All of these are using hardware accelerated filters. With PGS subtitles turned on, however, the filter arguments were:

-filter_complex '
  [0:5]scale=3840:2160[0];
  [0:0][0]overlay[1];
  [1]scale=w=1920:h=1080:force_divisible_by=4[2];
  [2]format=p010,tonemap=mobius[3];
  [3]format=pix_fmts=nv12[4];
  [4]hwupload[5]
'

So scaling, overlaying and tone mapping were all being done by the CPU.

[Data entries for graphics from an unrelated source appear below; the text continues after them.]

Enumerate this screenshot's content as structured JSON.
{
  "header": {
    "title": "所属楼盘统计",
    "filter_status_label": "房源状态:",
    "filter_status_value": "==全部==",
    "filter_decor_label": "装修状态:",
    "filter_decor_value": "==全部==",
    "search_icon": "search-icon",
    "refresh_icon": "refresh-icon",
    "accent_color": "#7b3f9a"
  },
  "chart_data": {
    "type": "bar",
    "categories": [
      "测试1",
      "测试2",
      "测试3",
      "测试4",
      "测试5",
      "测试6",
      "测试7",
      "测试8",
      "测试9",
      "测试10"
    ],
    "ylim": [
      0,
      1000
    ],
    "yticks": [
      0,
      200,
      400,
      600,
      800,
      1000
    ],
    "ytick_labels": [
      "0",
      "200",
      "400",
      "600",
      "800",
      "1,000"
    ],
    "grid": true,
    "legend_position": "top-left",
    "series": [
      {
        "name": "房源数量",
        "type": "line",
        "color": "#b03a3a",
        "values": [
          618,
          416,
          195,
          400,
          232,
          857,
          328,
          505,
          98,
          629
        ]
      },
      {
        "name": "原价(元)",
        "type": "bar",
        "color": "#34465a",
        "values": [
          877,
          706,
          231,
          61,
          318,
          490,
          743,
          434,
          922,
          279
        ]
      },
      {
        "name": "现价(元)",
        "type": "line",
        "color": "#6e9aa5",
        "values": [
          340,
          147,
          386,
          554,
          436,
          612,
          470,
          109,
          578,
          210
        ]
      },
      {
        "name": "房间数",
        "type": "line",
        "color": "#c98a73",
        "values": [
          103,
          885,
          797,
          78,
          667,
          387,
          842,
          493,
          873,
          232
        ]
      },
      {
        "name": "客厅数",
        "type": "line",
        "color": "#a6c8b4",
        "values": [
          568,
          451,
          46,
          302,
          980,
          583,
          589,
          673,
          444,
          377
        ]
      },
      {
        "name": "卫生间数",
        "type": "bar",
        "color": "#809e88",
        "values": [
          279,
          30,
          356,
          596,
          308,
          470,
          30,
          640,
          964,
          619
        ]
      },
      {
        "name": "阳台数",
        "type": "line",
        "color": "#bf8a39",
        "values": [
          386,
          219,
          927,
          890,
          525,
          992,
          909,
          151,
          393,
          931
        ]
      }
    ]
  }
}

Looking at the list of filters available in ffmpeg I saw that overlay_vaapi was available so I took a stab at recreating the filter graph with PGS subtitles using hardware accelerated filters and came to this:

-filter_complex '
  [0:0]
    hwupload,
    scale_vaapi=w=1920:h=1080:format=p010,
    hwmap=derive_device=opencl,
    tonemap_opencl=tonemap=mobius:format=nv12:m=bt709:p=bt709:r=tv,
    hwmap=derive_device=vaapi:reverse=1
  [v];
  [0:5]
    hwupload,
    scale_vaapi=w=1920:h=1080
  [s];
  [v][s]overlay_vaapi[c]'

This dropped CPU usage down to less than one core, the GPU was chugging away and the resulting video (and burnt-in subtitles) looked great. So, is there some reason that Plex doesn’t use overlay_vaapi for this?

Testing was done on Linux using PMS version 1.32.7.7621.

Hardware-based subtitle burn-in is (or at least was) being looked at, but you’re right that it’s currently done in software: Single thread subtitle burn in, is there any fix to this? Possibility of GPU usage? - #2 by ChuckPa

This is great input.

Thank you.

We’re working on this (new development in the new team) when we’re not fixing bugs dangling from ages-past.

This is a big boost to our efforts!

4 Likes

Is this part of the ‘at some point in the not too distant future’ progress you guys are making re burn in subs using gpu?

I’m very interested in this, much like others I guess!

This is a big issue for my friends/family using clients that don’t have great sub format support. I’d love it if I didn’t have to tell them to use a different device (or walk less technically-inclined family members through downloading SRT subs).

Would be very very happy if this just worked using HW acceleration.

One question, the original post here mentioned a GPU, but would this work accelerated on Intel quicksync as well?

Yes. QuickSync is Intel’s branding for their embedded GPUs.